The estimated sorption capacity of the pectin–montmorillonite coating onto the cellulose matrix of the modified Rh^bio–Mt phytopreparation can be calculated if the q_e* value for the P_Rh–Mt hybrid material is expressed in weight fractions of absorbed theophylline, and the pectin content in the Rh biomass is taken into account. The estimated value of the indicator is 38.03 mg·g⁻¹. The obtained value is comparable with the experimental value of the equilibrium sorption of the model alkaloid by Rh^bio–Mt (see Table 3). Thus, the sorption activity of the modified phytopreparation is almost completely determined by the properties of the hybrid polymer-inorganic coating.

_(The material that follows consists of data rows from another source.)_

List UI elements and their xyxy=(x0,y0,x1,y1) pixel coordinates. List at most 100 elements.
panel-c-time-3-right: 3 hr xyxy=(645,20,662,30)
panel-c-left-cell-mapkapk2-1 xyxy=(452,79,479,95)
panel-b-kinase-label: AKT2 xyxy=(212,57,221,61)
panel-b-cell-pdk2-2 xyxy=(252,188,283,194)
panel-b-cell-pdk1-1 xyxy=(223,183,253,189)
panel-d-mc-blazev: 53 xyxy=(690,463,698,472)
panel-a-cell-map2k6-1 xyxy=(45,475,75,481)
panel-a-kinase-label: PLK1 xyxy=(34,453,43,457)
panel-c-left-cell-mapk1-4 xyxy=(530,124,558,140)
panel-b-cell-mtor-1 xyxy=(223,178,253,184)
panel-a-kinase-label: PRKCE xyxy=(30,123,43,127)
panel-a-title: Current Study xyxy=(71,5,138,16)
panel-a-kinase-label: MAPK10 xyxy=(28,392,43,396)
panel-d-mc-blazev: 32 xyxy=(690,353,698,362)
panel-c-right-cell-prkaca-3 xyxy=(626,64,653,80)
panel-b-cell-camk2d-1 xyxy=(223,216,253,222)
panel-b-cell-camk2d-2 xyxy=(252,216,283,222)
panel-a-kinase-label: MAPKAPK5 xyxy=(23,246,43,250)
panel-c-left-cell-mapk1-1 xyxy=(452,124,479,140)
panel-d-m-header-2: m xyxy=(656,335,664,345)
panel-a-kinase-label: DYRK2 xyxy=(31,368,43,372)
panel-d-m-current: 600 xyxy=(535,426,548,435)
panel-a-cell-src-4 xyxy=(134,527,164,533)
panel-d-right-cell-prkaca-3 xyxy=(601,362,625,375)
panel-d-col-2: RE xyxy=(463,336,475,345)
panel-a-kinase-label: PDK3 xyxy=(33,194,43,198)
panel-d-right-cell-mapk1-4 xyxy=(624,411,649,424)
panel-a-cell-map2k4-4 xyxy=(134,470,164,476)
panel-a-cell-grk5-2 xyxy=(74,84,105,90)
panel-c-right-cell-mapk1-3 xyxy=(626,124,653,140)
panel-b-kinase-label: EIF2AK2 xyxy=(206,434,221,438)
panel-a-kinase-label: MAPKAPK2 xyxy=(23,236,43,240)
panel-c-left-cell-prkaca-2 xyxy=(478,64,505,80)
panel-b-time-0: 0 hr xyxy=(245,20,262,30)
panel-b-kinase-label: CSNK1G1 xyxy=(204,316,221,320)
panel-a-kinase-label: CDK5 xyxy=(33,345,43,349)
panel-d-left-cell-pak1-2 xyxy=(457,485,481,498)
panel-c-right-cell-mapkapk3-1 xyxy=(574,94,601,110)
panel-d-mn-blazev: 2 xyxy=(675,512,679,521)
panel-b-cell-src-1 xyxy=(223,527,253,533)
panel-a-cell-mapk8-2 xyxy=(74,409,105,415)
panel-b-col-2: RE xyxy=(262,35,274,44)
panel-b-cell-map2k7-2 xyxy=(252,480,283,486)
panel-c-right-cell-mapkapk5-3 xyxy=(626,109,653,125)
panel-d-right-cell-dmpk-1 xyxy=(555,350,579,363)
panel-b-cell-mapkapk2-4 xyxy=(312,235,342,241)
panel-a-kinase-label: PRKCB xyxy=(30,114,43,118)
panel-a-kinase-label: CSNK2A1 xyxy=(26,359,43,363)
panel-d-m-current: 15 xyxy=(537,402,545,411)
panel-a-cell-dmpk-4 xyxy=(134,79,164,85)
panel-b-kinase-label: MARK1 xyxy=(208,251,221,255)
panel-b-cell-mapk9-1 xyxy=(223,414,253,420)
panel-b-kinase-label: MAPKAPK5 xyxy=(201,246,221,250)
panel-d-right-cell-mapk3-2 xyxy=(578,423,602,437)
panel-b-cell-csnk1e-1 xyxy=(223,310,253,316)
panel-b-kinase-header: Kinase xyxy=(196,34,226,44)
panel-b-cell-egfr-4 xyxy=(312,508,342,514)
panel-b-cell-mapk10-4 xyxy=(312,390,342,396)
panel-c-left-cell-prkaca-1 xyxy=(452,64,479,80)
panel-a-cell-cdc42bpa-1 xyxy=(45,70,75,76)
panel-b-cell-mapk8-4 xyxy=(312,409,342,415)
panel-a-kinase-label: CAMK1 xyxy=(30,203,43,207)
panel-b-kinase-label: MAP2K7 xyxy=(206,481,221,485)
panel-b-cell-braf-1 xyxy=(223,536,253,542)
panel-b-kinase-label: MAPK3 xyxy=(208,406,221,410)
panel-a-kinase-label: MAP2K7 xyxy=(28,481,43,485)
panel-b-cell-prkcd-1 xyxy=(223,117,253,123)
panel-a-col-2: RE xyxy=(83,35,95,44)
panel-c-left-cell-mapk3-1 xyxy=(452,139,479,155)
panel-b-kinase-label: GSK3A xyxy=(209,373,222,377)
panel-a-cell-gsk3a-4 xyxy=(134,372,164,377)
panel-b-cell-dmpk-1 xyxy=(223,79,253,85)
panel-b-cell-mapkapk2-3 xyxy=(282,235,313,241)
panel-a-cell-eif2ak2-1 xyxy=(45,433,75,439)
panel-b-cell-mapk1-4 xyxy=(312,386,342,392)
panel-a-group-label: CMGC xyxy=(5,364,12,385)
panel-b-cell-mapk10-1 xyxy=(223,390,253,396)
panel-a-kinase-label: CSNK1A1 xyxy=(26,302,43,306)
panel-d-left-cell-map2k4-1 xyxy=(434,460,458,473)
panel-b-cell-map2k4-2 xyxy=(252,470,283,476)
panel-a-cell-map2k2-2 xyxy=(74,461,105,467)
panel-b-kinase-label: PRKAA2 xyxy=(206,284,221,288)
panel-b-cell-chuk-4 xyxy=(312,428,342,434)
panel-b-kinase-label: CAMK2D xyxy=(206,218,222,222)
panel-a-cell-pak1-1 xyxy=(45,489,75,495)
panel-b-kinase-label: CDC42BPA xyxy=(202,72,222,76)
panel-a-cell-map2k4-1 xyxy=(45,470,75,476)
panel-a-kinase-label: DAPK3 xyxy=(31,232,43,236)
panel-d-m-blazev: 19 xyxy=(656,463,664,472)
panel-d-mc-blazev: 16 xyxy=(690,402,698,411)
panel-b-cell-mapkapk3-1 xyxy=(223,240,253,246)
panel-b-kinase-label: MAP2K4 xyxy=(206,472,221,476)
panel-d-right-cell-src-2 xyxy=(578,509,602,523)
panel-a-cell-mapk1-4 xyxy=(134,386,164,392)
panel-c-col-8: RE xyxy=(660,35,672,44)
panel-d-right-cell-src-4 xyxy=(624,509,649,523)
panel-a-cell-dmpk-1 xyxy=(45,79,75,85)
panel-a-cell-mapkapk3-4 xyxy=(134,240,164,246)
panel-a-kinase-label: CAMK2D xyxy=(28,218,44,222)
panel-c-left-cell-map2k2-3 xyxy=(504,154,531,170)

The obtained results have practical importance. The values of the absorption rate constants and the maximum sorption capacity allow the determination of the dosage of pectin-containing phytopreparations for the prevention of mycotoxicosis from the calculation of the specific binding of alkaloids. For this, the integral equation of the pseudo-second-order adsorption model can be used:

(a)

During the passage of food in the human duodenum:

$$q_{20}=20/\left(\frac{1}{k_2{q}_e^{*}{}^2}+\frac{20}{q_e^{*}}\right)$$

(b)

During the passage of feed mass in the body of farm animals:

$$q_{30}=30/\left(\frac{1}{k_2{q}_e^{*}{}^2}+\frac{30}{q_e^{*}}\right)$$

4. Conclusions

The presented results indicate that our proposed technology for modifying rhubarb biomass by controlled enzyme action on cellulose matrix polymers and the solid-phase synthesis of a hybrid pectin–montmorillonite coating enhances the functionality of phytosorbents for the effective binding of azaheterocyclic mycotoxins in the digestive systems of humans and farm animals. Confirmation of the super-additive influence of the components in the development of porosity and sorption properties of the hybrid composite material was obtained. The effect of the pectin supramolecular structure on the intercalation of the layered mineral was traced. Simulation of the block-cellular structure of rhubarb pectin was carried out according to the degree of polymerization and the ratio of the galacturonate unit forms in comparison with the commercial citrus pectin characteristics. The relationship between the structural differences of pectins and kinetic and equilibrium parameters of theophylline sorption was traced. The rate constants of absorption and the ultimate sorption capacity q_e* of pectin and hybrid substrates at pH 2 and pH 5 were analyzed using the pseudo-first- and pseudo-second-order kinetic models. A correlation model was obtained for predicting the effects of the level of q_e* in pectin sorbents to alkaloids according to the ratio data of the galacturonate units forms. It was shown that intercalated montmorillonite performs a concentrator function which increases the sorbate content in the external environment to intensify the theophylline chemosorption binding on the adsorption centers of pectin. The practical importance of the obtained values of the adsorption rate constant and the q_e* index is associated with the possibility of justifying the dosage of modified enterosorbents for the effective immobilization of azaheterocyclic mycotoxins for a limited time of passage in the duodenal of humans and farm animals.

5. Patents

Patent RU 2666769 C1. Method for fodder production from plant raw materials with a high content of lignified fiber. Publ. 12 September 2018.